2 Replies to “Optional Rules Options”

  1. I absolutely loved the “master skill list” section that was included in the Companions. That helped me out in the most time saving way you can imagine. I even went the extra steps of photocopying the pages from the Companions and sorting them in my own 3-ring binders.

    I have one binder with all the content needed for character creation:
    – All of the races from the Core Books and RMC I
    – The stat gain, Temp/Potential, and SP/DP charts
    – All of the professions from all of the Companions
    – All of the tables for Background Options should a player choose to roll the dice on them (Even Oriental Companion! :))
    – All of the skills. This one takes up a large section of the binder

    It was a little time consuming and added some costs, but it was so worth it. I can blast through character creation so much more readily.

    I have a binder with all of the new weapon attack tables and crit tables, MM tables, static action tables… all stuff I need as the GM to try to keep the chart referencing more streamlined.

    I have the “GM Book of goodies” which has treasures, poisons, herbs, etc. that are not specifically part of C&T I, II, III.

    It’s been a boon. Keep in mind, this is all before PC… the electronic things we use now. PDFs weren’t readily available. There were no electronic versions of things. We couldn’t use Word and Excel to copy/paste.

    Ahhhh the good ole days.

    I’m trying to get the new group of RM players into another session. I’m hoping I can get at least a couple of them in a session. My kids miss playing too.

    1. I am a great believer in streamlining. I have a folder in which I have the attack tables for just the weapons that the party are using and I need as GM for that particular session. The most common critical table for each weapon is on the facing page. This means I barely have to touch arms law during a session.

      I have a second folder with the spell caster NPCs with all their spell lists behind them with the actual spells they are capable of casting highlighted. At the back of that folder are the attack tables and criticals I need for that session. I barely have to touch spell law during a session.

      A third folder has copies of the monster/non magical NPCs I need for that session. I then do not need to use creatures and treasures during the session.

      By having these tiny sub sets of the rulebooks to hand it makes looking up things so much faster.
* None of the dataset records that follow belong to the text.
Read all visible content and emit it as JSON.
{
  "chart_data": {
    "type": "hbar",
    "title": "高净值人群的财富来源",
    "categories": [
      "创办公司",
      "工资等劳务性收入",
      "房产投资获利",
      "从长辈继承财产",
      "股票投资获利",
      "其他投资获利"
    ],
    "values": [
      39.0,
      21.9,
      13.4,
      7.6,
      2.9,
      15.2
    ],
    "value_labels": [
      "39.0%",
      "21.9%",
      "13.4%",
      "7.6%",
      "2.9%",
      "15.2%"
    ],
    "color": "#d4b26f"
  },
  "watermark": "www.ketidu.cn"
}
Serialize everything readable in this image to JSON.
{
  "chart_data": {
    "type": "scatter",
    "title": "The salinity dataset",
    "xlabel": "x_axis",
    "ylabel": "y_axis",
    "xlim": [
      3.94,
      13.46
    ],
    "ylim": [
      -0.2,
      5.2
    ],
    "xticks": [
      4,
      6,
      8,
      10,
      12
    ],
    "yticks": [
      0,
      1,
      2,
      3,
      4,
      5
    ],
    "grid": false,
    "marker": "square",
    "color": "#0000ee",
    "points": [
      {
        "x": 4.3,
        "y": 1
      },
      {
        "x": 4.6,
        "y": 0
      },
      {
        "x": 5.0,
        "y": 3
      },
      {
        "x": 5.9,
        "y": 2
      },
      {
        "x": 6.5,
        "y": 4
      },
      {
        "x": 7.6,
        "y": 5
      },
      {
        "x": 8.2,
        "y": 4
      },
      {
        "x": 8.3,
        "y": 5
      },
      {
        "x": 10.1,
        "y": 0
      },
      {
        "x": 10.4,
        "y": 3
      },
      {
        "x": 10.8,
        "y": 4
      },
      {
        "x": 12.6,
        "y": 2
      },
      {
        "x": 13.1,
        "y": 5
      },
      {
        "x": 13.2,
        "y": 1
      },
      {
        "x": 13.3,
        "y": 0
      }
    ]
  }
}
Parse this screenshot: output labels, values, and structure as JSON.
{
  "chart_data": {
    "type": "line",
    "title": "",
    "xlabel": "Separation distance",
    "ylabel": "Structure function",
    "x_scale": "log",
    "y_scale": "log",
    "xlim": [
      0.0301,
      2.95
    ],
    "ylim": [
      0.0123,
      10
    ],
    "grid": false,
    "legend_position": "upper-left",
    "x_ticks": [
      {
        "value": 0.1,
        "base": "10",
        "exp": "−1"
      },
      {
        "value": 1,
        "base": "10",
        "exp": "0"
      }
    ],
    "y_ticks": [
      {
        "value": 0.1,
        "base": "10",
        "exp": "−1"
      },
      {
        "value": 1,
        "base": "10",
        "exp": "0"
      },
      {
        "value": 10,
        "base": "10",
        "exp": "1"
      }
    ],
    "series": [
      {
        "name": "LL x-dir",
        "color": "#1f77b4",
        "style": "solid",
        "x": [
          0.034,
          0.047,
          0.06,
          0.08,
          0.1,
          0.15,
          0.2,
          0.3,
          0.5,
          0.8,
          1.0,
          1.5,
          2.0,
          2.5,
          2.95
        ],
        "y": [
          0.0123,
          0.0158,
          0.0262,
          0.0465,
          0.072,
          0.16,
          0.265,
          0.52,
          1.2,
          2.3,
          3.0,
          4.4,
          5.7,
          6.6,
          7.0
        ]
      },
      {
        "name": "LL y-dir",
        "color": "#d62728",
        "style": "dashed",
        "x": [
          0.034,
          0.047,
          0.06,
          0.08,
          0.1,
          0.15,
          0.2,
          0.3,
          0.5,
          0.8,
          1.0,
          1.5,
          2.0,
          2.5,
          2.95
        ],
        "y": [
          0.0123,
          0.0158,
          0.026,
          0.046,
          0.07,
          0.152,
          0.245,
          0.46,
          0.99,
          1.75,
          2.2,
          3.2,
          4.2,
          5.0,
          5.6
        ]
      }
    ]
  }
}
I just ‘load up’ up the folders with what I need before the session starts.

      All my NPCs these days are in PDF format, all my rulebooks are PDF and all the game notes I create and adventures I save as word docs that I edit but also save a PDF. All of these documents are held in shared droopbox folders for cloud back up.

      I could run an entire session just off my smartphone if needed or I could fish out any NPC. I even scan all the PCs character sheets and hae them in Dropbox so I can bring them up when I need them.